ロンドンのタクシー運転手の父のもと、6人兄弟の末っ子として生まれたマックイーンには、古き良き時代の巨匠たちのような経済的余裕も文化的余裕も、そして美貌さえなかった。頑固な父のもとでは、ゲイとしてカム・アウトすることも容易ではなかったようだ。

しかし、サヴィル・ロウのテーラーやロメオ・ジリのアトリエで修行したあと、セントラル・セント・マーチンズの卒業コレクション(1992年)で『ヴォーグ』のイザベラ・ブロウが彼の作品を認めてただちに購入予約したことで有名になり、以後、一気にスターダムに駆け上がる。

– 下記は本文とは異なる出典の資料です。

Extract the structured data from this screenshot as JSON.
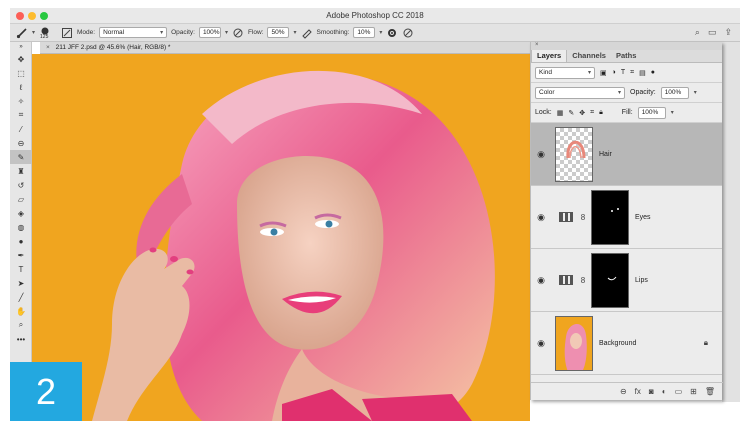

(c) Salon Galahad Ltd 2018


やがて1996年には、巨大資本によるブランド買収ゲームの先駆けとしてジヴァンシーやディオールを買収した LVMHモエ・ヘネシー・ルイ・ヴィトンのベルナール・アルノーが、少し前にジヴァンシーのトップに据えたジョン・ガリアーノ(1960-)をディオールに移し、マックイーンをジヴァンシーのトップに据える(少し前まで失業保険でショーを開いていたような若手デザイナーが、「ムッシュー・ジヴァンシー」がオードリー・ヘップバーンのドレスをつくっていたような高級メゾンを引き継ぐわけだ)。そこでもマックイーンのコレクションは素晴らしい。しかし、ストレスは募る。そこへ、トム・フォード(1961-)がマックイーンをグッチに引き抜く。しかし、ストレスはますます募る。その中でドラッグに溺れたデザイナーは、母の葬儀の前日に自殺するのだ――HIV+だったことも原因のひとつだろうけれど。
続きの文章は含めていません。